For fiscal year 2012, Home Depot grew sales by 6.2% from 2011 to $74.8 billion. Total company comparable store sales for the year increased 4.6%, and comp sales for U.S. stores were up by 4.9% in 2012. Home Depot earned $3.00 per diluted share, which was up 21.5% from $2.47 in 2011. The numbers would have been about $.10 per diluted share better, had it not been for a $145MM, net of tax, charge associated with the closing of some stores in China. Home Depot achieved an operating margin of 10.4% and a 17% return on invested capital for 2012. These met or exceeded the company's 2009 goals, proving that management is doing what they said they would do, which is often not the case, unfortunately.
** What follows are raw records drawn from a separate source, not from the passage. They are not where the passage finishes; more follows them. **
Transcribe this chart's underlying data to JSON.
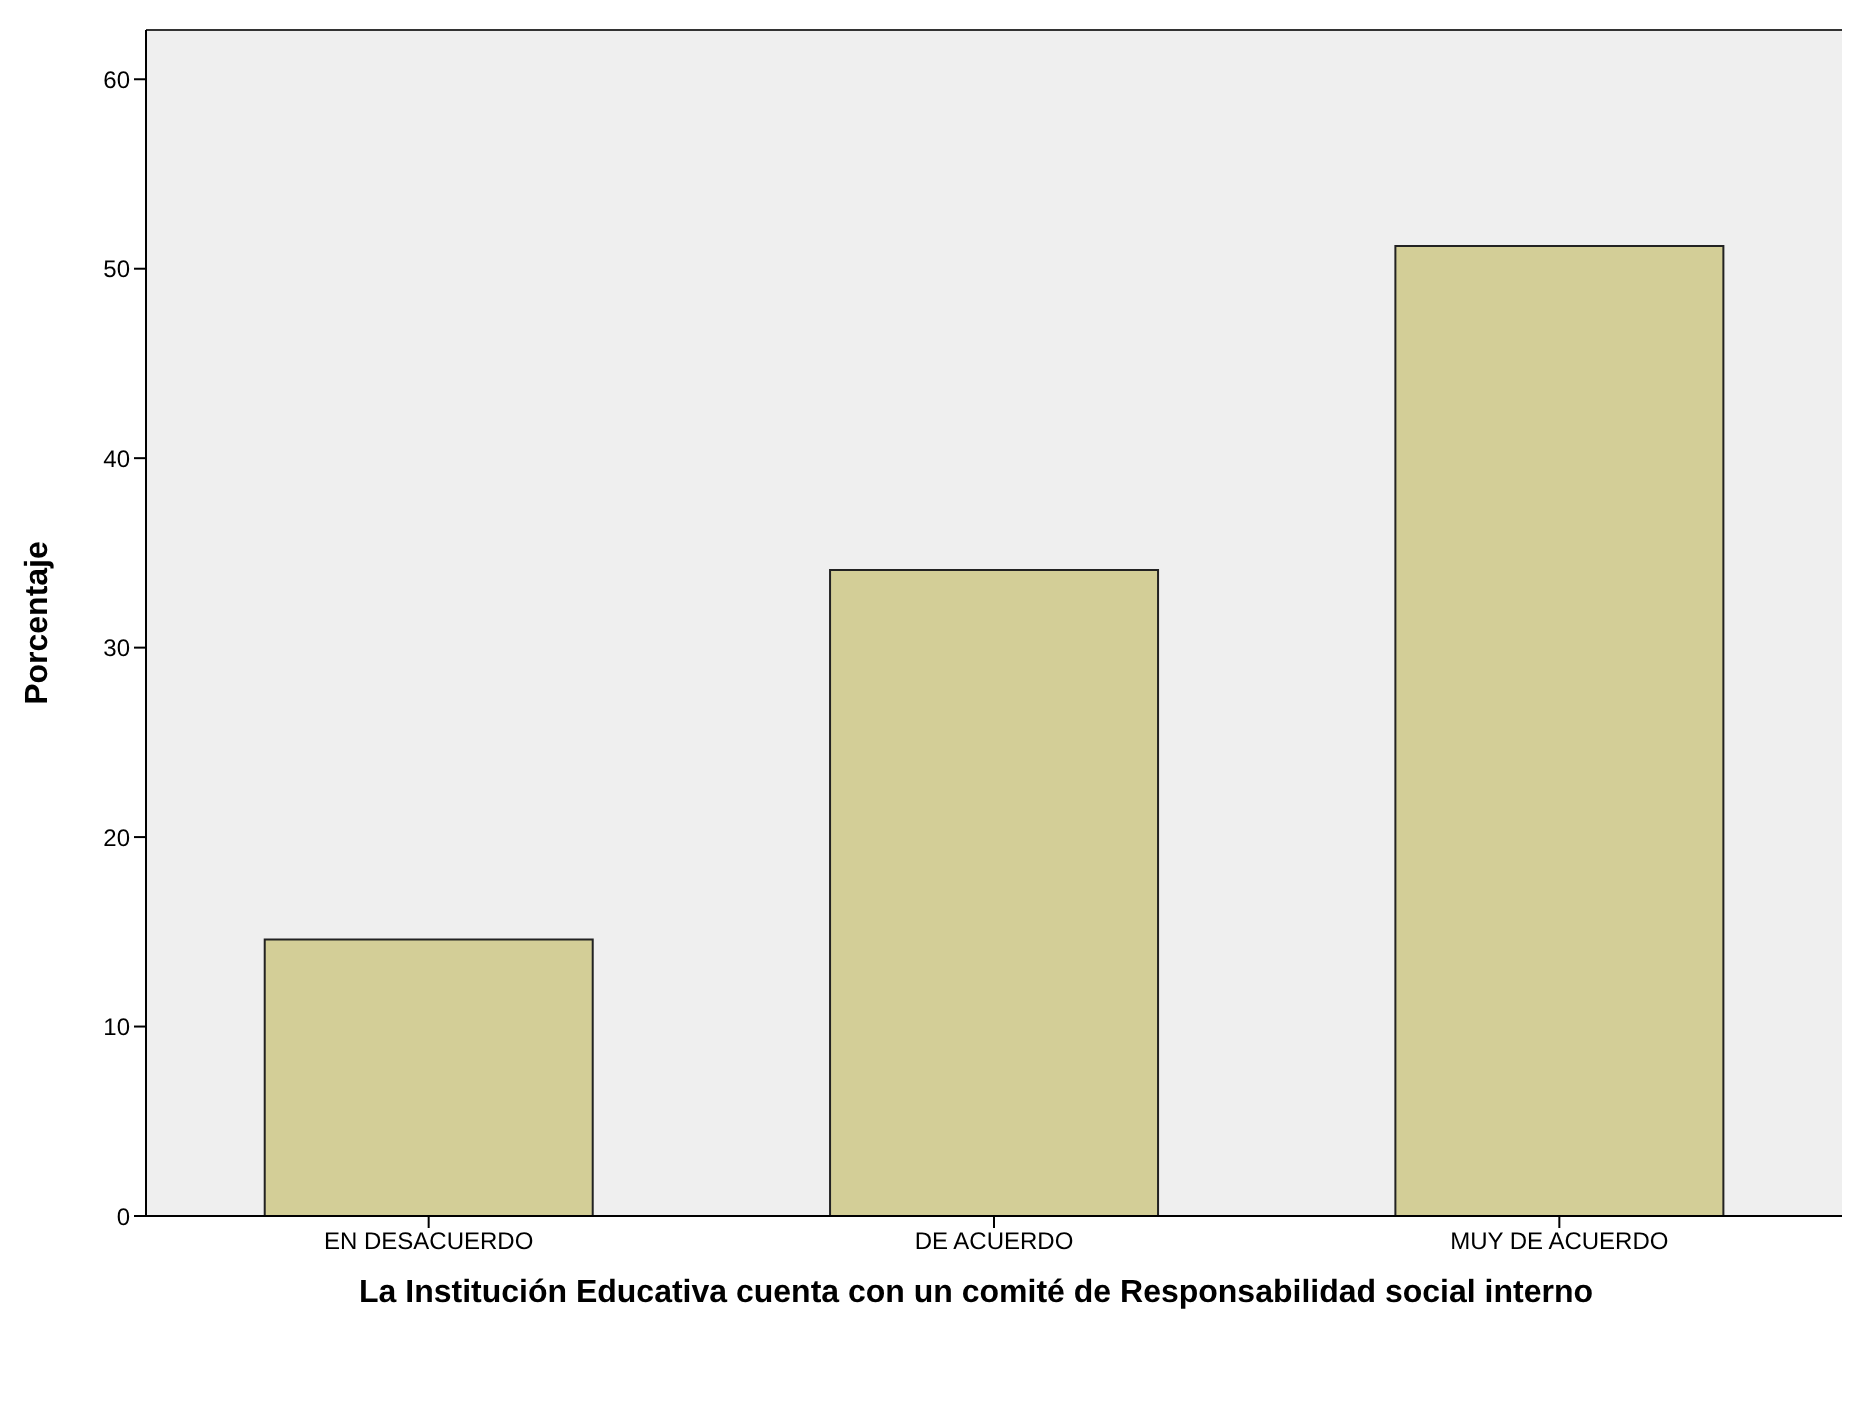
{
  "chart_data": {
    "type": "bar",
    "xlabel": "La Institución Educativa cuenta con un comité de Responsabilidad social interno",
    "ylabel": "Porcentaje",
    "categories": [
      "EN DESACUERDO",
      "DE ACUERDO",
      "MUY DE ACUERDO"
    ],
    "values": [
      14.6,
      34.1,
      51.2
    ],
    "color": "#d3ce97",
    "ylim": [
      0,
      62.6
    ],
    "yticks": [
      0,
      10,
      20,
      30,
      40,
      50,
      60
    ],
    "grid": false
  }
}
On the strength of an excellent 2012 and an improving climate heading into 2013, Home Depot raised its quarterly dividend by 34% to $.39 cents per share. Management expressed its interest in paying out about 50% of earnings as a dividend, which I view as a huge positive in terms of capital allocation. In addition, the company's board of directors authorized a $17.0 billion share buyback, which replaced its previous program. Since 2002, the company has bought back approximately 1 billion shares for $37.5 billion. Management is laser-focused on increasing shareholder value through the maximization of sound capital allocation, and excellent operating performance. The company's goal is to attain a return on invested capital of 24% by the end of fiscal 2015.
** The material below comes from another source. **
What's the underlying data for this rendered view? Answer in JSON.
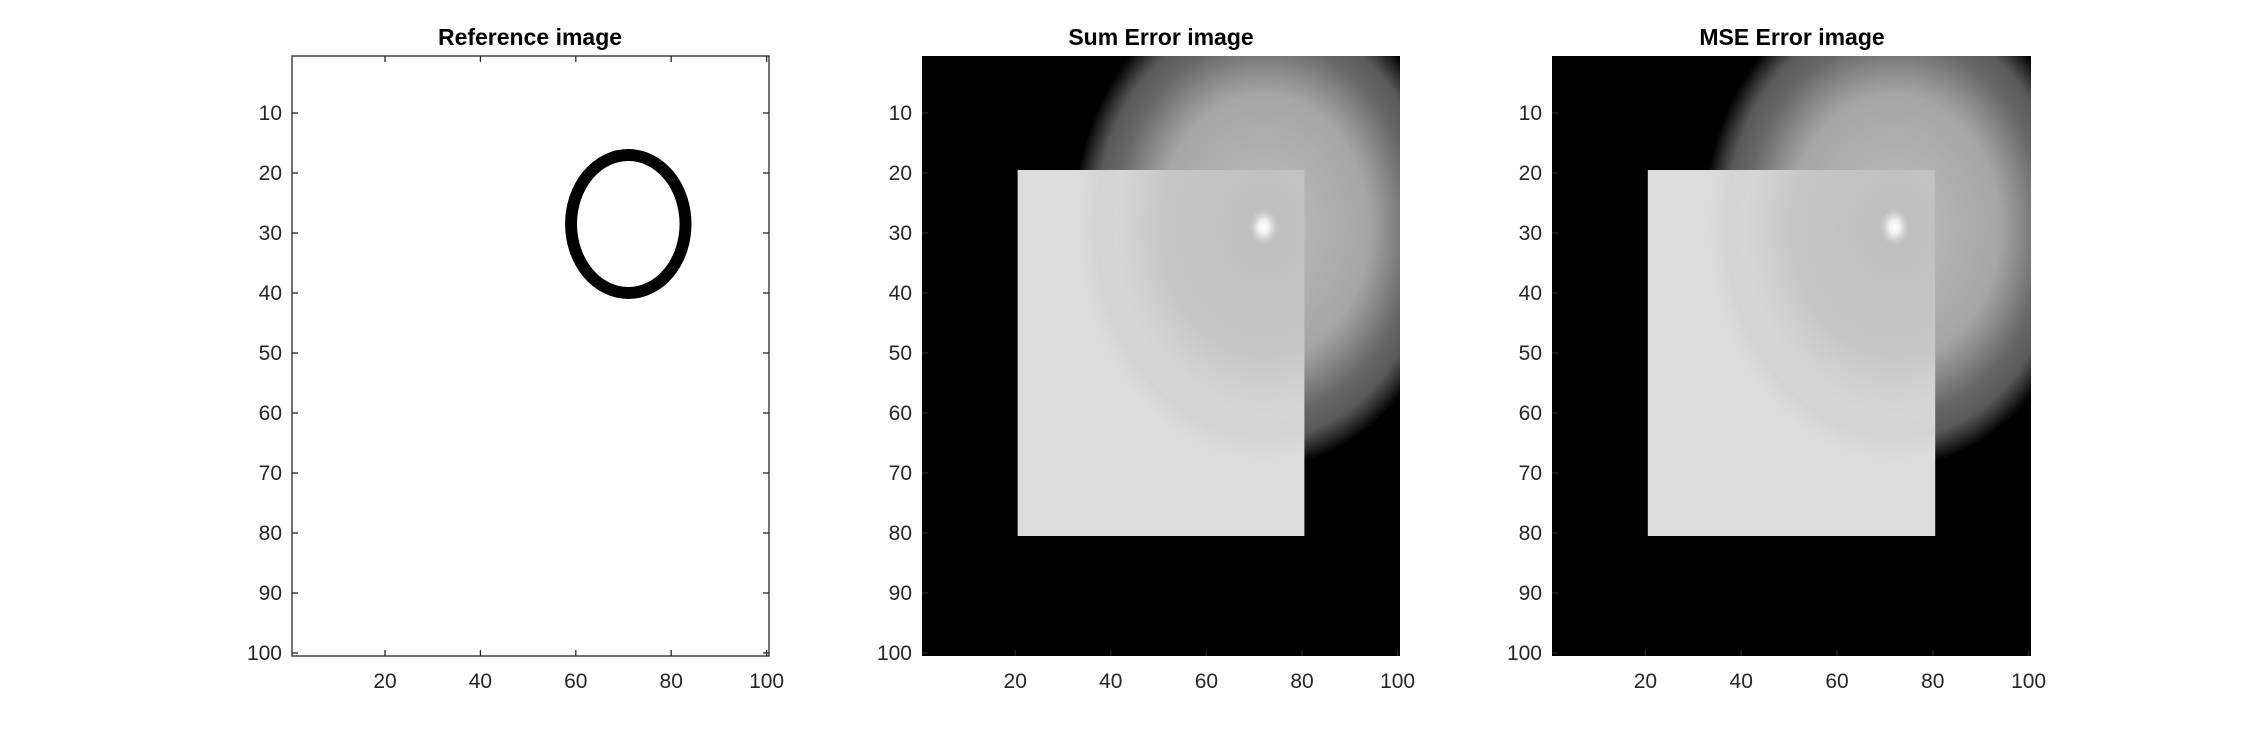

For 2013, Home Depot expects sales growth of 2%, headlined by comparable store sales growth of roughly 3%. The company only intends to open about 9 new stores and hopes to be able to drive both gross and operating margin improvements, culminating in roughly 65 basis points of operating margin expansion. The company intends to buy back about $4.5 billion worth of stock, and including buybacks expects diluted earnings-per-share-growth of 12% to $3.37. Home Depot expects to generate roughly $7.2 billion in cash flow from operations and has capital spending plans of $1.5 billion, which would peg free cash flow at about $5.7 billion. Home Depot averaged investing well over $3.5 billion per year on property between 2003-2008, so the improved free cash flow dynamics are really a combination of reduced spending and improved profitability. New home inventory levels are exceptionally low and many home-owners have deferred remodeling plans due to the weak economic landscape. These dynamics will likely lead to a solid runway of earnings growth. If the company hits its return on invested capital target, the company could potentially earn between $6-7 billion by 2015. The large stock buyback should increase per share value even further, as long as the company is diligent about only buying back stock when it trades below the intrinsic value.
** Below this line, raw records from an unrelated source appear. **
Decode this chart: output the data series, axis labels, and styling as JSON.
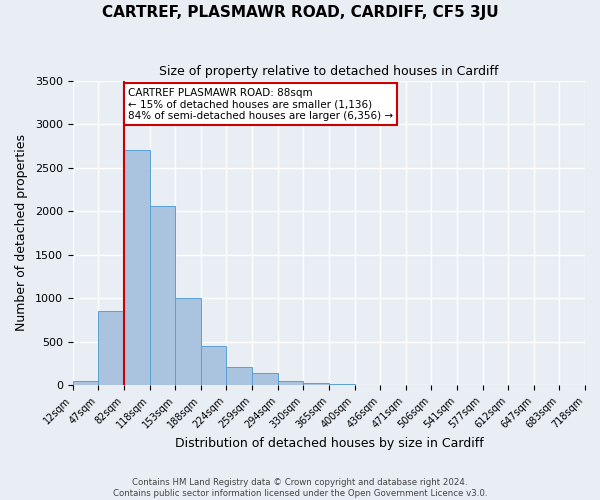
{
  "title": "CARTREF, PLASMAWR ROAD, CARDIFF, CF5 3JU",
  "subtitle": "Size of property relative to detached houses in Cardiff",
  "xlabel": "Distribution of detached houses by size in Cardiff",
  "ylabel": "Number of detached properties",
  "bar_values": [
    55,
    850,
    2700,
    2060,
    1005,
    455,
    210,
    145,
    55,
    25,
    10,
    0,
    0,
    0,
    0,
    0,
    0,
    0,
    0,
    0
  ],
  "categories": [
    "12sqm",
    "47sqm",
    "82sqm",
    "118sqm",
    "153sqm",
    "188sqm",
    "224sqm",
    "259sqm",
    "294sqm",
    "330sqm",
    "365sqm",
    "400sqm",
    "436sqm",
    "471sqm",
    "506sqm",
    "541sqm",
    "577sqm",
    "612sqm",
    "647sqm",
    "683sqm",
    "718sqm"
  ],
  "bar_color": "#aac4e0",
  "bar_edge_color": "#5a9fd4",
  "annotation_line1": "CARTREF PLASMAWR ROAD: 88sqm",
  "annotation_line2": "← 15% of detached houses are smaller (1,136)",
  "annotation_line3": "84% of semi-detached houses are larger (6,356) →",
  "vline_color": "#cc0000",
  "annotation_box_edge": "#cc0000",
  "ylim": [
    0,
    3500
  ],
  "yticks": [
    0,
    500,
    1000,
    1500,
    2000,
    2500,
    3000,
    3500
  ],
  "vline_x": 2.0,
  "footnote1": "Contains HM Land Registry data © Crown copyright and database right 2024.",
  "footnote2": "Contains public sector information licensed under the Open Government Licence v3.0.",
  "bg_color": "#e8eef4",
  "plot_bg_color": "#e8eef4",
  "grid_color": "#ffffff"
}
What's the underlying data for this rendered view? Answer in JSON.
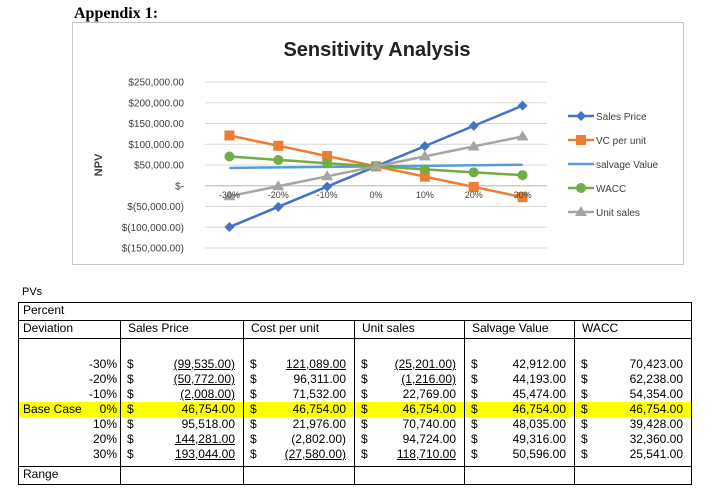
{
  "appendix_title": "Appendix 1:",
  "chart_data": {
    "type": "line",
    "title": "Sensitivity Analysis",
    "ylabel": "NPV",
    "xlabel": "",
    "categories": [
      "-30%",
      "-20%",
      "-10%",
      "0%",
      "10%",
      "20%",
      "30%"
    ],
    "ylim": [
      -150000,
      250000
    ],
    "ytick_labels": [
      "$250,000.00",
      "$200,000.00",
      "$150,000.00",
      "$100,000.00",
      "$50,000.00",
      "$-",
      "$(50,000.00)",
      "$(100,000.00)",
      "$(150,000.00)"
    ],
    "legend_position": "right",
    "series": [
      {
        "name": "Sales Price",
        "color": "#4472c4",
        "marker": "diamond",
        "values": [
          -99535,
          -50772,
          -2008,
          46754,
          95518,
          144281,
          193044
        ]
      },
      {
        "name": "VC per unit",
        "color": "#ed7d31",
        "marker": "square",
        "values": [
          121089,
          96311,
          71532,
          46754,
          21976,
          -2802,
          -27580
        ]
      },
      {
        "name": "salvage Value",
        "color": "#5b9bd5",
        "marker": "none",
        "values": [
          42912,
          44193,
          45474,
          46754,
          48035,
          49316,
          50596
        ]
      },
      {
        "name": "WACC",
        "color": "#70ad47",
        "marker": "circle",
        "values": [
          70423,
          62238,
          54354,
          46754,
          39428,
          32360,
          25541
        ]
      },
      {
        "name": "Unit sales",
        "color": "#a5a5a5",
        "marker": "triangle",
        "values": [
          -25201,
          -1216,
          22769,
          46754,
          70740,
          94724,
          118710
        ]
      }
    ]
  },
  "table": {
    "caption": "PVs",
    "header_line1": "Percent",
    "header_line2": "Deviation",
    "columns": [
      "Sales Price",
      "Cost per unit",
      "Unit sales",
      "Salvage Value",
      "WACC"
    ],
    "rows": [
      {
        "label": "",
        "deviation": "-30%",
        "highlight": false,
        "cells": [
          "(99,535.00)",
          "121,089.00",
          "(25,201.00)",
          "42,912.00",
          "70,423.00"
        ]
      },
      {
        "label": "",
        "deviation": "-20%",
        "highlight": false,
        "cells": [
          "(50,772.00)",
          "96,311.00",
          "(1,216.00)",
          "44,193.00",
          "62,238.00"
        ]
      },
      {
        "label": "",
        "deviation": "-10%",
        "highlight": false,
        "cells": [
          "(2,008.00)",
          "71,532.00",
          "22,769.00",
          "45,474.00",
          "54,354.00"
        ]
      },
      {
        "label": "Base Case",
        "deviation": "0%",
        "highlight": true,
        "cells": [
          "46,754.00",
          "46,754.00",
          "46,754.00",
          "46,754.00",
          "46,754.00"
        ]
      },
      {
        "label": "",
        "deviation": "10%",
        "highlight": false,
        "cells": [
          "95,518.00",
          "21,976.00",
          "70,740.00",
          "48,035.00",
          "39,428.00"
        ]
      },
      {
        "label": "",
        "deviation": "20%",
        "highlight": false,
        "cells": [
          "144,281.00",
          "(2,802.00)",
          "94,724.00",
          "49,316.00",
          "32,360.00"
        ]
      },
      {
        "label": "",
        "deviation": "30%",
        "highlight": false,
        "cells": [
          "193,044.00",
          "(27,580.00)",
          "118,710.00",
          "50,596.00",
          "25,541.00"
        ]
      }
    ],
    "currency_symbol": "$",
    "footer_label": "Range"
  }
}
With all of this positivity it might seem strange to be neutral on the stock, but it really comes down to demanding an adequate margin of safety. At $67.50, Home Depot trades for about 20 times 2013 earnings. Book value severely understates Home Depot's real estate value, which is marked at cost on the balance sheet. With a current market capitalization around $95 billion, Home Depot trades at about 13.5 times my peak earnings estimate of $7 billion. My estimates could be overly conservative if the housing rebound is stronger than I expect, but I'd want to buy the company at $.50-60 cents on the dollar to really be interested, and at current levels I just can't justify such a valuation. If I were long Home Depot, I would look to take some profits off of the table after reaping the benefits of this excellent management team. I'd only look to re-establish a position if the stock traded down to the low $50's.
Additional disclosure: I am long Sears Holdings bonds.